4 days ago the Japanese Aerospace Exploration Agency (JAXA) launched the first flight ready version of their HII Transfer Vehicle (HTV) line. Whilst on the surface that might not sound like much it marks a significant step forward in Japan’s space capability, as up until now their involvement with the Internation Space Station only involved the Kibo laboratory, all of which was hoisted up by their American counter-parts. It’s quite an interesting craft due to the omission of certain things and the reason it was built. Before I get into that however here’s a bit of eye candy showing it’s rendezous with the International Space Station:http://www.youtube.com/watch?v=115pSsW9aXU
Apart from the amazing view of earth that this video shows it also demonstrates one of the oddities of the craft. Now the HTV isn’t the first of this kind of spacecraft to visit the ISS. The most frequent visitor is the Russian Progress craft, which has been responsible for delivering the majority of supplies to the space station. It’s basically a Soyuz craft minus all the gear to support a crew replaced with cargo storage, as it was impractical for the Soyuz craft to be used for both crew and cargo (it is quite small after all). The other is the European Space Agency’s Automated Transfer Vehicle (ATV) which made its madon voyage to the ISS in March last year. What separates these from the HTV is that they both have an automated docking capability allowing them to hook up to the space station with no involvement from the ISS crew. That’s why you see the CANADARM2 stretching out to grab it. You’re probably wondering then, why the heck do we need another cargo ship to supply the ISS and beyond?
The HTV is something of a special purpose craft. Whilst its payload capacity is less than that of the ATV it does sport a much larger docking portal. That by itself doesn’t sound like much but the ATV can’t carry the Interational Standard Payload Racks because of this limitation. The only other way of getting these things inside the ISS is through Multi-Purpose Logistic Modules which fly with the space shuttle, something which is scheduled to stop happening in the near future. In essence the craft is a cheaper alternative to getting standard cargo payloads up to the station once the shuttle is retired, which is a good niche for JAXA to fill.

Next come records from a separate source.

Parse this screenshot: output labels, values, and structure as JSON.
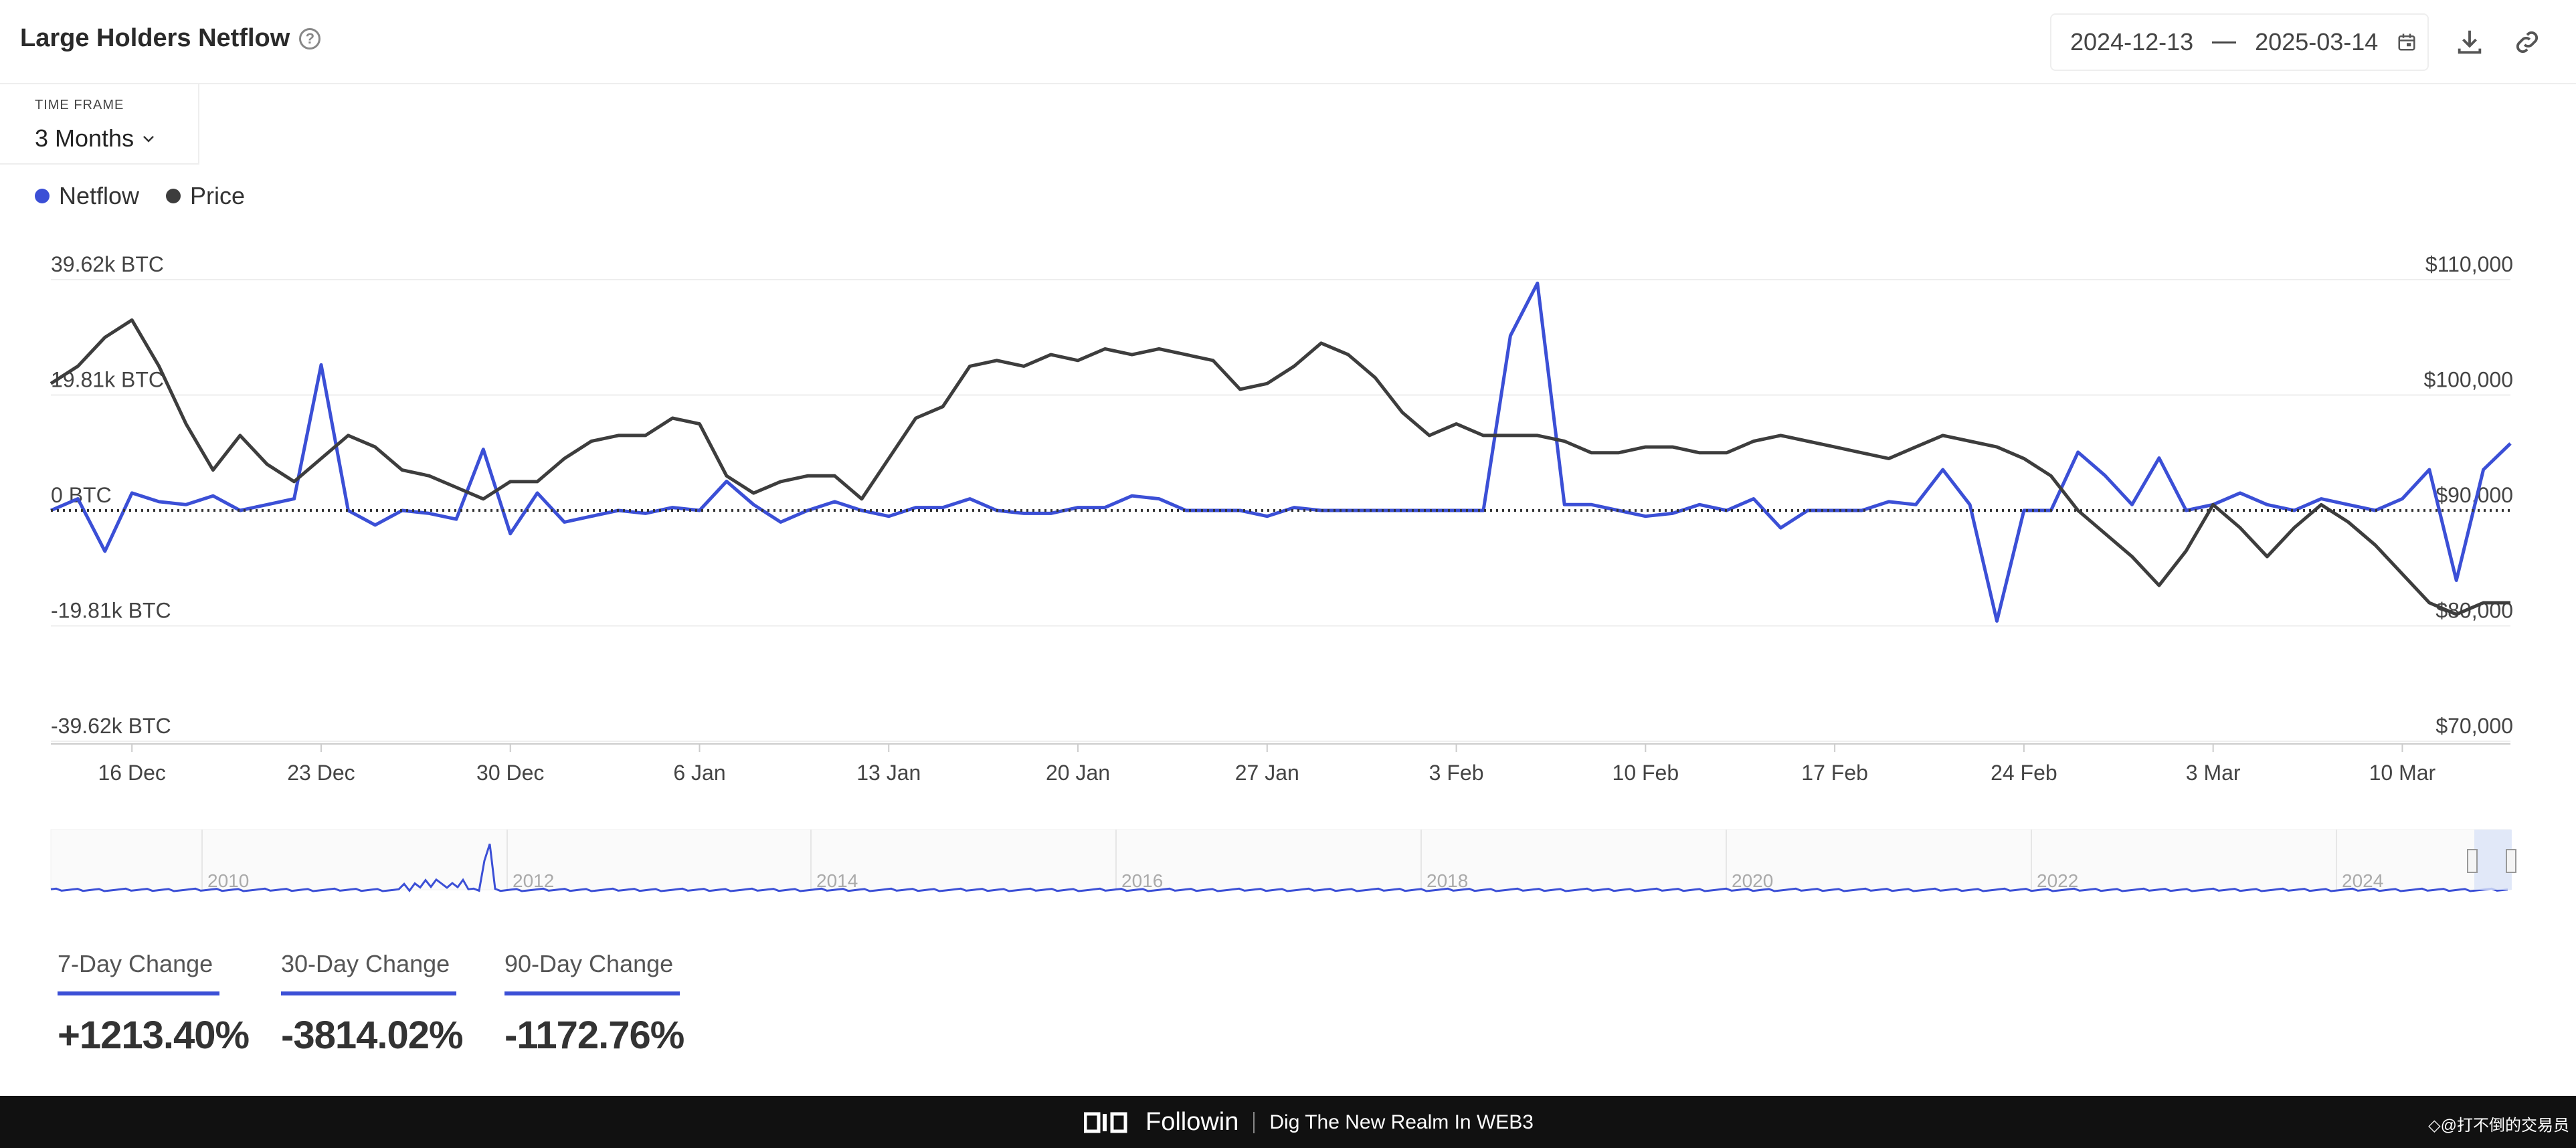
{
  "header": {
    "title": "Large Holders Netflow",
    "date_start": "2024-12-13",
    "date_end": "2025-03-14"
  },
  "timeframe": {
    "label": "TIME FRAME",
    "value": "3 Months"
  },
  "legend": [
    {
      "name": "Netflow",
      "color": "#3b4fd6"
    },
    {
      "name": "Price",
      "color": "#3d3d3d"
    }
  ],
  "changes": [
    {
      "label": "7-Day Change",
      "value": "+1213.40%"
    },
    {
      "label": "30-Day Change",
      "value": "-3814.02%"
    },
    {
      "label": "90-Day Change",
      "value": "-1172.76%"
    }
  ],
  "footer": {
    "brand": "Followin",
    "tagline": "Dig The New Realm In WEB3",
    "watermark": "◇@打不倒的交易员"
  },
  "chart_data": {
    "type": "line",
    "x_start": "2024-12-13",
    "x_end": "2025-03-14",
    "x_ticks": [
      "16 Dec",
      "23 Dec",
      "30 Dec",
      "6 Jan",
      "13 Jan",
      "20 Jan",
      "27 Jan",
      "3 Feb",
      "10 Feb",
      "17 Feb",
      "24 Feb",
      "3 Mar",
      "10 Mar"
    ],
    "y_left": {
      "min": -39620,
      "max": 39620,
      "ticks": [
        39620,
        19810,
        0,
        -19810,
        -39620
      ],
      "tick_labels": [
        "39.62k BTC",
        "19.81k BTC",
        "0 BTC",
        "-19.81k BTC",
        "-39.62k BTC"
      ]
    },
    "y_right": {
      "min": 70000,
      "max": 110000,
      "ticks": [
        110000,
        100000,
        90000,
        80000,
        70000
      ],
      "tick_labels": [
        "$110,000",
        "$100,000",
        "$90,000",
        "$80,000",
        "$70,000"
      ]
    },
    "zero_line": "dotted",
    "series": [
      {
        "name": "Netflow",
        "axis": "left",
        "color": "#3b4fd6",
        "values": [
          0,
          2000,
          -7000,
          3000,
          1500,
          1000,
          2500,
          0,
          1000,
          2000,
          25000,
          0,
          -2500,
          0,
          -500,
          -1500,
          10500,
          -4000,
          3000,
          -2000,
          -1000,
          0,
          -500,
          500,
          0,
          5000,
          1000,
          -2000,
          0,
          1500,
          0,
          -1000,
          500,
          500,
          2000,
          0,
          -500,
          -500,
          500,
          500,
          2500,
          2000,
          0,
          0,
          0,
          -1000,
          500,
          0,
          0,
          0,
          0,
          0,
          0,
          0,
          30000,
          39000,
          1000,
          1000,
          0,
          -1000,
          -500,
          1000,
          0,
          2000,
          -3000,
          0,
          0,
          0,
          1500,
          1000,
          7000,
          1000,
          -19000,
          0,
          0,
          10000,
          6000,
          1000,
          9000,
          0,
          1000,
          3000,
          1000,
          0,
          2000,
          1000,
          0,
          2000,
          7000,
          -12000,
          7000,
          11500
        ]
      },
      {
        "name": "Price",
        "axis": "right",
        "color": "#3d3d3d",
        "values": [
          101000,
          102500,
          105000,
          106500,
          102500,
          97500,
          93500,
          96500,
          94000,
          92500,
          94500,
          96500,
          95500,
          93500,
          93000,
          92000,
          91000,
          92500,
          92500,
          94500,
          96000,
          96500,
          96500,
          98000,
          97500,
          93000,
          91500,
          92500,
          93000,
          93000,
          91000,
          94500,
          98000,
          99000,
          102500,
          103000,
          102500,
          103500,
          103000,
          104000,
          103500,
          104000,
          103500,
          103000,
          100500,
          101000,
          102500,
          104500,
          103500,
          101500,
          98500,
          96500,
          97500,
          96500,
          96500,
          96500,
          96000,
          95000,
          95000,
          95500,
          95500,
          95000,
          95000,
          96000,
          96500,
          96000,
          95500,
          95000,
          94500,
          95500,
          96500,
          96000,
          95500,
          94500,
          93000,
          90000,
          88000,
          86000,
          83500,
          86500,
          90500,
          88500,
          86000,
          88500,
          90500,
          89000,
          87000,
          84500,
          82000,
          81000,
          82000,
          82000
        ]
      }
    ],
    "navigator": {
      "x_ticks": [
        "2010",
        "2012",
        "2014",
        "2016",
        "2018",
        "2020",
        "2022",
        "2024"
      ]
    }
  }
}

It might not be the most sexy or exciting craft around but the more countries that develop a capability like this means a lot to humanity at large. We’re starting to see a critical mass developing in both the public and private sector space industries and for a space nut like myself it provides many an hour of slack jawed reading and gazing. Japan’s fresh view on how to get cargo into space is an idea that not many have considered in the past and I hope they continue their involvement past this endeavour.